Liquidation Capacity ($)

Mean Liquidatable Debt ($)

USDC

4,320,000,000 USDC

50,400,000 USDC

$50,400,000

$1,115,000

USDT

4,720,000,000 USDT

12,200,000 USDT

$12,200,000

$192,000

WETH

2,700,000 WETH

6,900 WETH

$17,870,000

$1,508,663

GHO

180,000,000 GHO

5,000,000 GHO

$5,000,000

$250,000



Market Shock Resilience



To evaluate the robustness of the Target Liquidity in Umbrella’s module adjusted for Liquidity Capacity, market price shock simulations were applied, and the Shock Intensity multiplier metric was acquired. The Shock Intensity metric represents a multiple of a VaR99 based price shock paths such that the Liquidatable Debt would equate to the sum of the Target Liquidity and Liquidity Capacity.




Source: LlamaRisk, May 15th, 2025




The resulting Shock Intensity multipliers differ based on the asset types, depending on asset price volatility and the collateral type distribution on Aave’s market. This leads to a large shock resilience for assets primarily used in E-Mode setups. In particular, WETH is largely resilient to market price shocks because most WETH borrows (90.3%) are used in ETH LST E-Mode. Consequently, in this simulation run, we omit the Shock Intensity evaluations for WETH, including USDT, USDC, and GHO stablecoins.




Source: LlamaRisk, May 15th, 2025




A key observation is an imbalance in the Shock Intensity resilience between USDC and USDT. With $85M projected Target Liquidity and ~$50.4M Liquidity Capacity, USDC demonstrated resilience up to a ~3.9x shock. Conversely, USDT, with an identical $85M projected Target Liquidity but only ~$12.2M Liquidity Capacity, showed resilience to a ~3.6x shock, at which point a large uptick in liquidatable debt is projected. This disparity suggests a potential inefficiency in the allocation of Umbrella funds relative to the underlying market’s inherent liquidation absorption capabilities.



Proposed Optimizations



Adjusting the Umbrella fund allocations between USDC and USDT would lead to a more balanced coverage of their respective borrow caps and enhance the protocol’s resilience to price shocks. By increasing the Target Liquidity for USDT and slightly reducing it for USDC, both assets would have similar total debt coverage in dollar terms, and their coverage as a percentage of borrow cap is more closely aligned. This optimization would ensure that the protocol can withstand market volatility better, particularly for the largest stablecoins, without increasing the Umbrella budget.












































Asset

Target Liquidity

Total Debt Coverage

Coverage of Borrow Cap, %

Shock Intensity

USDC

$85,000,000 $65,900,000

$135,400,000 $116,300,000

3.13% 2.69%

4.30 3.80

USDT

$85,000,000 $104,100,000

$97,200,000 $116,300,000

2.06% 2.46%

3.59 3.61

WETH

$57,500,000 (unchanged)

$75,370,000 (unchanged)

1.18% (unchanged)

>10x

GHO

$12,000,000 (unchanged)

$17,000,000 (unchanged)

9.44% (unchanged)

4.40



Future Considerations



As the market landscape evolves and loan risk profiles shift, it will be essential to review Target Liquidity levels on an asset-by-asset basis regularly. Anticipated growth may also require more assertive risk parameters, so any such adjustments must be accompanied by a corresponding rebalancing of Umbrella’s Target Liquidity allocations.

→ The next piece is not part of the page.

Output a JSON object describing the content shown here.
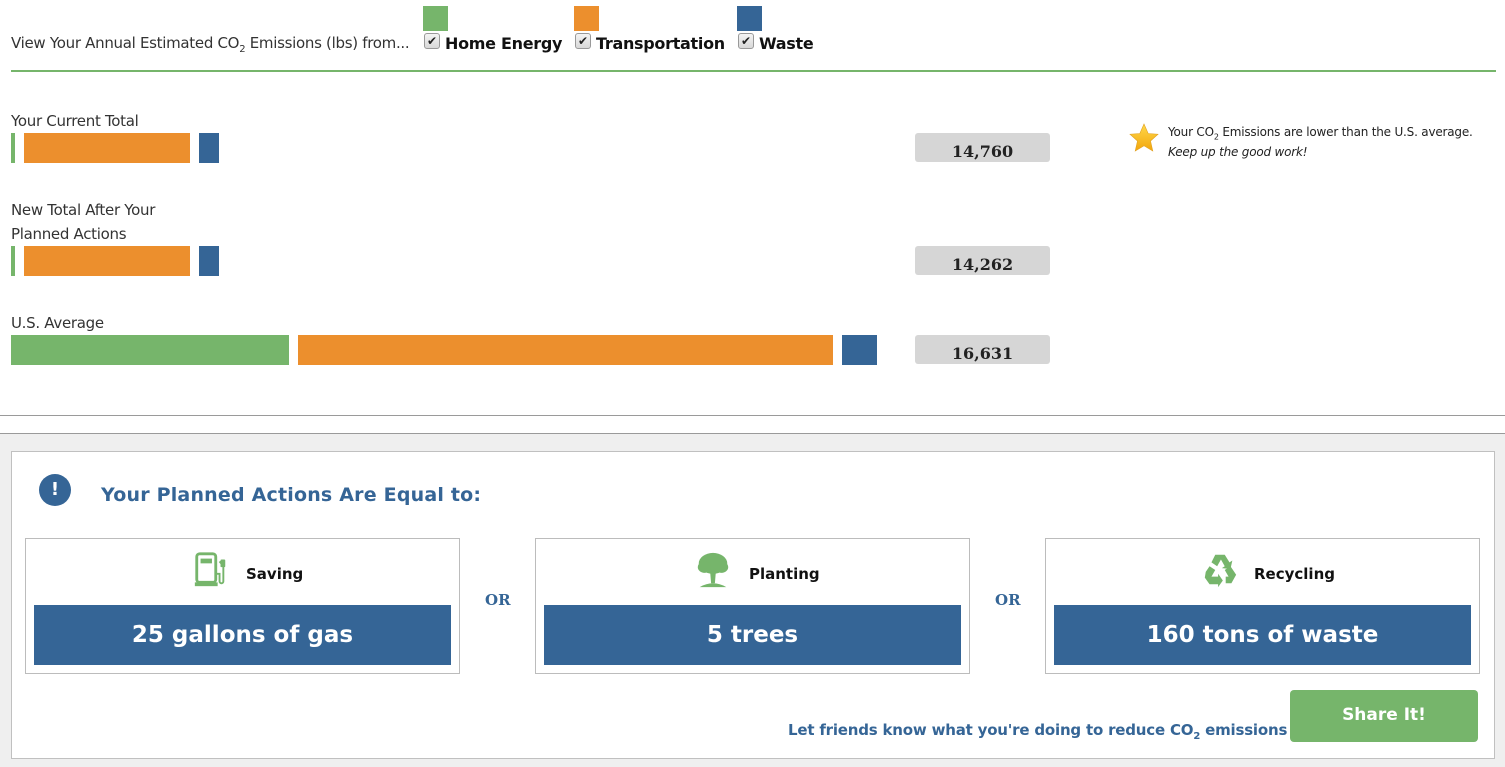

The yield premium offered by Umbrella is expected to attract additional supply to Aave’s markets, thereby increasing liquidity available to borrowers. However, ensuring that the utilization rate never exceeds the supply of assets within Umbrella’s module remains critical so that assets remain available for slashing if necessary.

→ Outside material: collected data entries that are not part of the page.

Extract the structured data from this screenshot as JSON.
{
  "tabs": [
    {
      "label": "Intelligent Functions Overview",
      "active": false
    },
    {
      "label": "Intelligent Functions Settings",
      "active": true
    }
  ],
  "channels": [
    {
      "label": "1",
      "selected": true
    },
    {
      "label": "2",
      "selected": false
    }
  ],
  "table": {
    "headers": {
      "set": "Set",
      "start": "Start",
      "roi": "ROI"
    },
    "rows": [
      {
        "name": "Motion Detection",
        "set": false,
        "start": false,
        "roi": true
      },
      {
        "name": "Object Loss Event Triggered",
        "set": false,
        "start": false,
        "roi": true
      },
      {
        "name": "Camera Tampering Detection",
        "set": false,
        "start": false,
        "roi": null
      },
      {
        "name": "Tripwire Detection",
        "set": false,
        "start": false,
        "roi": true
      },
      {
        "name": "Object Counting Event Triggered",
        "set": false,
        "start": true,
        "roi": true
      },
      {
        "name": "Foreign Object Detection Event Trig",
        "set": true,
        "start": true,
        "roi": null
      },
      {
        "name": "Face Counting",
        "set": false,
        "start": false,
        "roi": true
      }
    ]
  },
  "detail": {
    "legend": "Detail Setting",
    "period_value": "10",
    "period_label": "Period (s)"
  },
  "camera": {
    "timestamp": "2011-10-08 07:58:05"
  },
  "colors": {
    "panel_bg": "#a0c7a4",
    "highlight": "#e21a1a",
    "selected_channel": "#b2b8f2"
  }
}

The Umbrella’s activation phase is expected to directly improve and optimize the risk profile of Aave’s Core market. In the subsequent stages, it will be crucial to further refine the parametrization and position Aave for sustainable growth. That will be a common effort and a priority of AFC’s members.



Disclaimer



This analysis was independently prepared by LlamaRisk, a community-led decentralized organization funded in part by the Aave DAO. LlamaRisk is not directly affiliated with the protocol(s) reviewed in this assessment and did not receive any compensation from the protocol(s) or their affiliated entities for this work.



The information provided should not be construed as legal, financial, tax, or professional advice.